Microsoft has entered the fray in low-end enterprise search, with the announcement of its intention to offer both free and paid-for versions of server software to compete with offerings from Google and IBM.
The products are Search Server 2008, and Search Server 2008 Express, which is the freely downloadable version. No pricing is available for the paid-for version, which it said will become commercially available in the first half of next year. Express is available now as a release candidate, which is a version with potential to be a final product, ready to release unless fatal bugs emerge.
They’re both quite substantial search engines, capable of searching across file shares, document management repositories and intranets, as well as carrying out federated search on designated authorities such as Wikipedia or Google, said Rob Gray, SharePoint product manager at Microsoft UK. The only difference is that the paid-for edition can be deployed in a high-availability farm, whereas Express is a single instance, though it can be connected to a SQL Server database for scalability.
Gray’s area of responsibility gives the clue to where this technology has come from, in that Microsoft has already offered an enterprise search capability within SharePoint when it launched the 2007 version. You could have it as a standalone search server, but that meant configuring it as such, he said.
The new Search Server products are pre-configured, offering not only ease of implementation, but also, presumably, a considerably lower price, since they have none of the content management, collaboration, and social networking that is built into SharePoint.
That said, Microsoft does plan to offer connectors into document/content management systems, the first two of which will be for Documentum and FileNet and are due to be available as Search Server itself goes on sale next year.
The new products will compete against Google’s Mini and Search Appliance, as well as against IBM’s freebie software, OmniFind Yahoo! Edition. Gray noted, however, that all three products impose limits on the number of documents that can be searched. The Google Mini maxes at 300,000, he said, while the Search Appliance goes up to 30 million, while the IBM product has a limit of 500,000.
The Search Server imposes no such limit. However, there is a practical restriction in that the Express version uses a SQL Server Express database, which has a maximum capacity of 4GB.
Another difference between our product and the IBM offering is that on ours you can do relevance tuning and security trimming, said Gray.
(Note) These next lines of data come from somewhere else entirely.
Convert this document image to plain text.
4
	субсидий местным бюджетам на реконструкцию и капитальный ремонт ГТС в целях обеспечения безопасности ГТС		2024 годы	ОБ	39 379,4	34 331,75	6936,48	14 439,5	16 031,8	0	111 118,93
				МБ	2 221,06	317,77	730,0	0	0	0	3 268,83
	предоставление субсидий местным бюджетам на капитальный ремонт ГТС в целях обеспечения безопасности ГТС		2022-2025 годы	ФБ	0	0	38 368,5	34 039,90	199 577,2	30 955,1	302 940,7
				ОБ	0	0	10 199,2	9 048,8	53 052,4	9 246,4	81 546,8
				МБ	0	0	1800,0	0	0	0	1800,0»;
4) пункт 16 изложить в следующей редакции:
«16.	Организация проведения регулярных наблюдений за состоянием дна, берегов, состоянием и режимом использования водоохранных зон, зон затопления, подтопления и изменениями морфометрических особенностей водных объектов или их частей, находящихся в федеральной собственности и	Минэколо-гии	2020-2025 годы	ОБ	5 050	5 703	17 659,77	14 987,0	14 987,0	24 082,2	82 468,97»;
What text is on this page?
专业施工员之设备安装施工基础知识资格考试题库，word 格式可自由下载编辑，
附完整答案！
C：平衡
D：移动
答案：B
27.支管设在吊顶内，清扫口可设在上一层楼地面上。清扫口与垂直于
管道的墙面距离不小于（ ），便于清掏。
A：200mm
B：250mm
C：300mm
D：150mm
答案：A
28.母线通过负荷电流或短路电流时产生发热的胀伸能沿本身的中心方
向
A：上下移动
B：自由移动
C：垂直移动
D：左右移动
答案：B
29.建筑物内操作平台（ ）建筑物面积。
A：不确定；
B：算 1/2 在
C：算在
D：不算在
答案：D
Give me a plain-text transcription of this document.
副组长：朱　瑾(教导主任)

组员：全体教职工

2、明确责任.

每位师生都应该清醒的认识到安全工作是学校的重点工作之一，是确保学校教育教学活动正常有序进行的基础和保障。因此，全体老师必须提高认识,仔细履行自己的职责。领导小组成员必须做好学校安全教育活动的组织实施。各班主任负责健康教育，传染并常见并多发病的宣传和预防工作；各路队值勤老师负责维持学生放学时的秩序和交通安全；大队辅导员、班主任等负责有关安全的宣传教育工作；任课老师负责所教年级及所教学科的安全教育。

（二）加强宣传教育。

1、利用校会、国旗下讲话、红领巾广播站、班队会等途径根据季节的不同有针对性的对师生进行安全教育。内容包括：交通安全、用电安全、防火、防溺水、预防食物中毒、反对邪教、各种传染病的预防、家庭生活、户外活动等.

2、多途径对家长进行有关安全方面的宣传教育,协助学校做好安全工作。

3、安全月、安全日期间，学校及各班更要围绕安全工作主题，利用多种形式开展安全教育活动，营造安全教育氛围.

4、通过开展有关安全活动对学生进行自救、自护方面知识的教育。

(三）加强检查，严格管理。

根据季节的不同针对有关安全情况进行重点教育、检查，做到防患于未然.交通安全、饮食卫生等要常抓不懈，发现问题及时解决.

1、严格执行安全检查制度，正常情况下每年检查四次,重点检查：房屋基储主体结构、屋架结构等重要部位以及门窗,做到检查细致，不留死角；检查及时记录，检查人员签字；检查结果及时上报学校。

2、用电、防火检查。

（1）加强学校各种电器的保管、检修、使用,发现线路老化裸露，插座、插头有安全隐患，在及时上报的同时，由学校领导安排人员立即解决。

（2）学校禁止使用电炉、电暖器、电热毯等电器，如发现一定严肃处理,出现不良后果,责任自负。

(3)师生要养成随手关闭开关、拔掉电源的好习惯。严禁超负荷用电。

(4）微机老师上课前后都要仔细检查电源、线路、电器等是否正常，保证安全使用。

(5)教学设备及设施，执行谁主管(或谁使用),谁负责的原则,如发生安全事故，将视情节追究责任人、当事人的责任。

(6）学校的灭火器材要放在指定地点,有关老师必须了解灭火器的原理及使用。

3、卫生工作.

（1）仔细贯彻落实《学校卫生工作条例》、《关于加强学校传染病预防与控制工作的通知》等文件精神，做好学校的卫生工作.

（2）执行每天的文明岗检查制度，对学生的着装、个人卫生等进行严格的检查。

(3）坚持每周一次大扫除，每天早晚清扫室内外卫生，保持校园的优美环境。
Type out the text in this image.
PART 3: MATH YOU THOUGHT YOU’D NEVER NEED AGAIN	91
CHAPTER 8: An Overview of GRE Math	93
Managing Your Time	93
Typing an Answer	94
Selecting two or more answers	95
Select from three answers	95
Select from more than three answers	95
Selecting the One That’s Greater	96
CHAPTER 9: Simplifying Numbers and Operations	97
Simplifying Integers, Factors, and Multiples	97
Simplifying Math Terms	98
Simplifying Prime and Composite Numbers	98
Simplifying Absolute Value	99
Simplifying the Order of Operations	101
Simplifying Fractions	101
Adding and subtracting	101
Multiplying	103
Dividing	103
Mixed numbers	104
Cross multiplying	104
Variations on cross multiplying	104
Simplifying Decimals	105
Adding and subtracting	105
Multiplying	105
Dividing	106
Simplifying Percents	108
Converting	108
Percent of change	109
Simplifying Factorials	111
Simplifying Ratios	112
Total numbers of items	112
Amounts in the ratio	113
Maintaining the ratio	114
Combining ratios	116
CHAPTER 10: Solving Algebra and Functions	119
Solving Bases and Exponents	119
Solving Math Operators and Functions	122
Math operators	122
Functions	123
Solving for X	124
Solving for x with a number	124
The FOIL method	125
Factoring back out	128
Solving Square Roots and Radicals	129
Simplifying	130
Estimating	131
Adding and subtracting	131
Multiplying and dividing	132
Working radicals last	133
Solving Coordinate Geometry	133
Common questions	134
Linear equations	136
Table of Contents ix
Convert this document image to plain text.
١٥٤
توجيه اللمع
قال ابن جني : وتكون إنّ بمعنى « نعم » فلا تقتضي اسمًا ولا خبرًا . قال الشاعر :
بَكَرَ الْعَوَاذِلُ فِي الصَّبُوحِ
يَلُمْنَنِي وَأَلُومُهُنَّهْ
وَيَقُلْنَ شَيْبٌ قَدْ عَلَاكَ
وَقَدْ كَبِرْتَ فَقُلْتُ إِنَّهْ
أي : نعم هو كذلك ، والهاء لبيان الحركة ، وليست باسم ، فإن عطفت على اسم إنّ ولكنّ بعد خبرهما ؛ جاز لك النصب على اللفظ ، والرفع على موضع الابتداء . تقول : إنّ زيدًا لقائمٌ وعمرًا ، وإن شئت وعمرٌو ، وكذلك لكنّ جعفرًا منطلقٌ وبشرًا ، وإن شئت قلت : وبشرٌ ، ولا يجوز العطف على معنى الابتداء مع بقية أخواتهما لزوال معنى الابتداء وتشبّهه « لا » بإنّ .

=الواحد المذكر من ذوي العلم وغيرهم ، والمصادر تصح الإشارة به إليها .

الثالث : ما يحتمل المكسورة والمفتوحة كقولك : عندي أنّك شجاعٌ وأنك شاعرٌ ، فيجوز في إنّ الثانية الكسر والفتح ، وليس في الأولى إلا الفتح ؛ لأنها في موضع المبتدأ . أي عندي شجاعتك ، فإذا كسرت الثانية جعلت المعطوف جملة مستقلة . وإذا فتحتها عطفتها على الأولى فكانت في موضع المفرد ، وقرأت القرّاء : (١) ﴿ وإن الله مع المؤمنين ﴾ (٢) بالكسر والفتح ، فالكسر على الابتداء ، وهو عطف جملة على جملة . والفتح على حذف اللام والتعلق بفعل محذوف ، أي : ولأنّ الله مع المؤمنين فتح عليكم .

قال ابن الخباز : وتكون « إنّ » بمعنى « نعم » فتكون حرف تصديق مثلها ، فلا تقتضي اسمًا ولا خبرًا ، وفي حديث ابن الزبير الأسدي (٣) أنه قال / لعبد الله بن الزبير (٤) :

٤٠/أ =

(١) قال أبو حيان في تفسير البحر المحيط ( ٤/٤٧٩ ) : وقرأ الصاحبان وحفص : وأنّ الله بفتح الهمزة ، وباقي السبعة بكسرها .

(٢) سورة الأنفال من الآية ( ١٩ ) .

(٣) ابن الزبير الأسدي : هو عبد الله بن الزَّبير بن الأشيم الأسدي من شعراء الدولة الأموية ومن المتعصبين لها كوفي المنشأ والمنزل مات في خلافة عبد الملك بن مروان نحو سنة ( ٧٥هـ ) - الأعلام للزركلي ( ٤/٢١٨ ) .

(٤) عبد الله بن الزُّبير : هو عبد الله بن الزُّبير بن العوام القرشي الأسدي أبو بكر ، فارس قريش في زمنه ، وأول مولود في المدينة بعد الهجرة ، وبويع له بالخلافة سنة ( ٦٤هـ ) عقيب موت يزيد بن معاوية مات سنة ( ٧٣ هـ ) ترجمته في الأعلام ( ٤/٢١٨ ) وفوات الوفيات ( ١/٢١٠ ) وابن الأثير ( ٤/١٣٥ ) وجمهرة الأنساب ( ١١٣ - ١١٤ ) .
He said this means that if a document is off limits to the person carrying out the search, its existence will not be flagged up in the results. It’s no good there being a restricted document called ‘Job Cuts in November’ that I can’t see, if the search shows me the title as one of its results, he said.
Just like data warehousing, enterprise search is going downmarket with these low-end offerings, in some cases even delivered as a box. One can imagine that Search Server too will be offered by some of Microsoft’s hardware partners as an appliance.
That it is offering a free version to go up against the IBM/Yahoo package shows how much Microsoft continues to want ownership of enterprise search, at least at the low end of the spectrum where its products traditionally reign supreme.
It seems content, for now, to let Autonomy, Endeca, and Fast duke it out at the high end, presumably on the understanding that as hardware prices inevitably head south and processing power increases, it can address that segment of the market later.